相続 遺言

遺言者の意思能力に関する公証人の判断について

下記につきまして、ご教示下さいますようお願い申し上げます。

遺言者(相続人A、B2人)は、Bの子Cに居住不動産を遺贈する、その他の財産はA、Bで均分に遺産分割する内容の遺言書を平成29年3月に公証人役場で作成依頼し、同年4月に遺言書を完成してもらう予定です。

遺言者は90歳という高齢であり、平成28年4月頃から認知症の疑いがあり、平成29年1月に「レビー小型認知症の疑い」と診断されました(レビー小型認知症のいくつかの症状は見られるものの幻視はないためレビー小型認知症の診断には至りませんでした)。

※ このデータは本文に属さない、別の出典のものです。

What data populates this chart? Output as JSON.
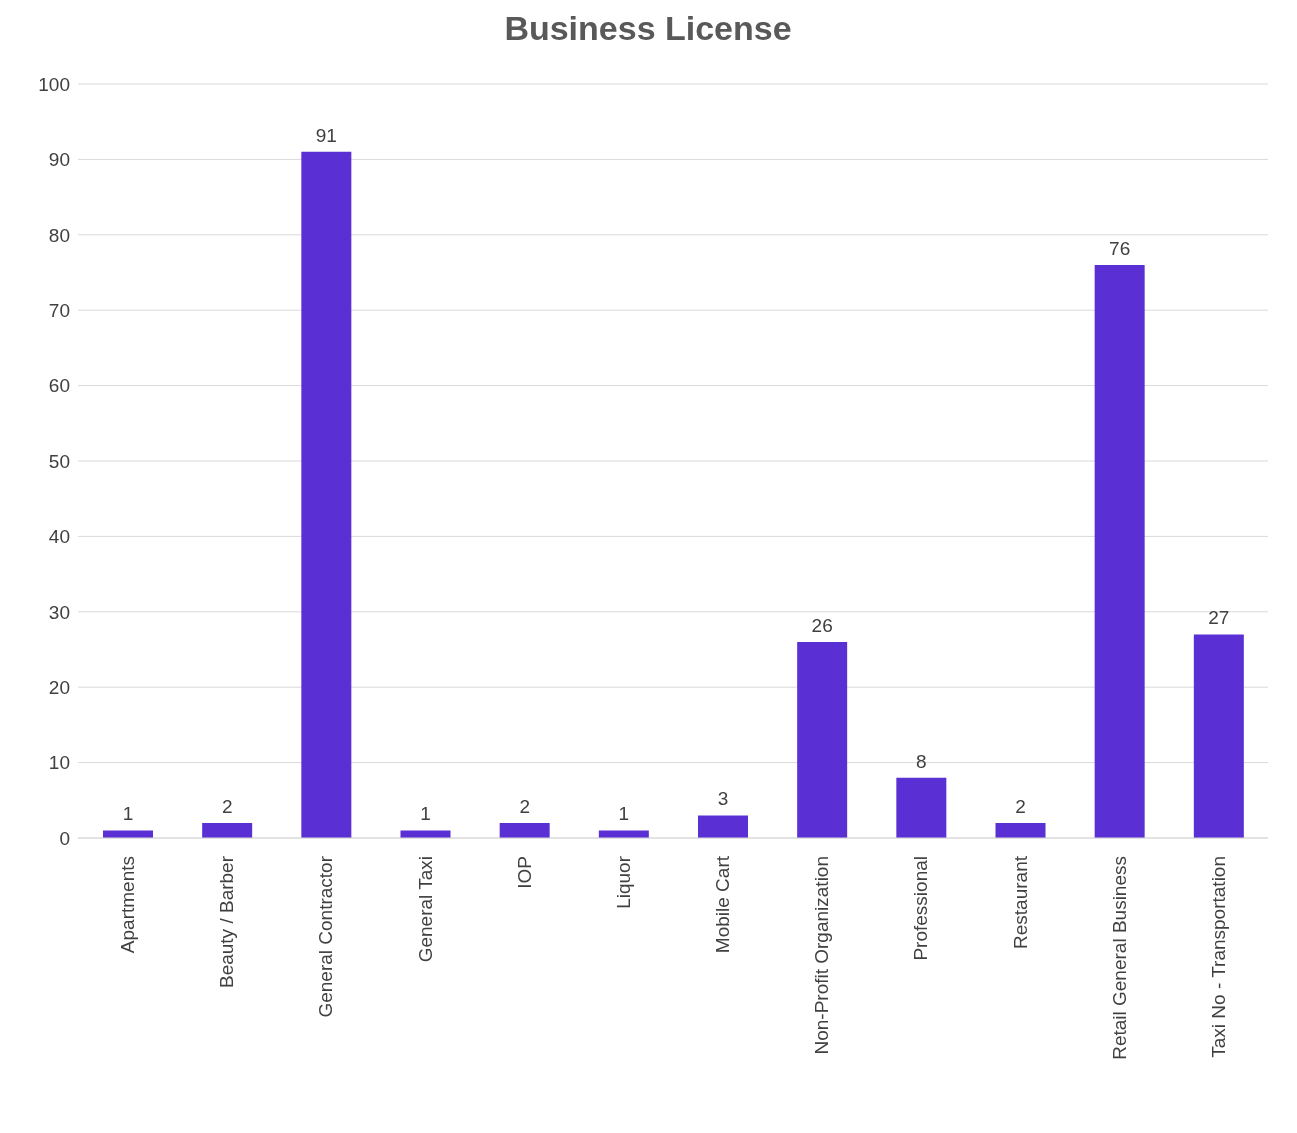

また、居住している市の要介護認定通知書では要介護4、および所得税法に係る知的障害者(軽度・中度)に認定されています。

従って、公証人に遺言書を作成依頼した段階では、少なくとも認知症であったと判断されますので、公正証書遺言の有効性が問題になるかと思います。

公証人は遺言者と1度面談(相続人Bが付き添う)しており、遺言者に正常な判断能力があったものと判断されたようです。

実際は、話す内容が相手によって異なり、正常に見えることもボーッとしていることもありますので、公証人によっては判断が分かれる可能性もあろうかと思います。

そこで、このような場合、公証人の判断の是非について疑問がある場合、何か異議をさしはさむ手段があるかどうかご教示下さい。

よろしくお願い致します。

1 ご質問および回答の結論

>そこで、このような場合、公証人の判断の是非について疑問がある場合、何か異議をさし
>はさむ手段があるかどうかご教示下さい。

 公証人の判断の是非について、異議をさしはさむ公的な制度はありません。

 Aの立場から、遺言の作成を止めるための方策としては、
①公証人に対して遺言者に意思能力がないことを伝え、公正証書遺言の作成をやめるよう、事実上働きかける
②遺言者について、成年後見人の選任を申し立てる
があります。

 それでも公正証書が作成されてしまったとすると、遺言者がお亡くなりになった後に、遺言の有効性を争うことになります。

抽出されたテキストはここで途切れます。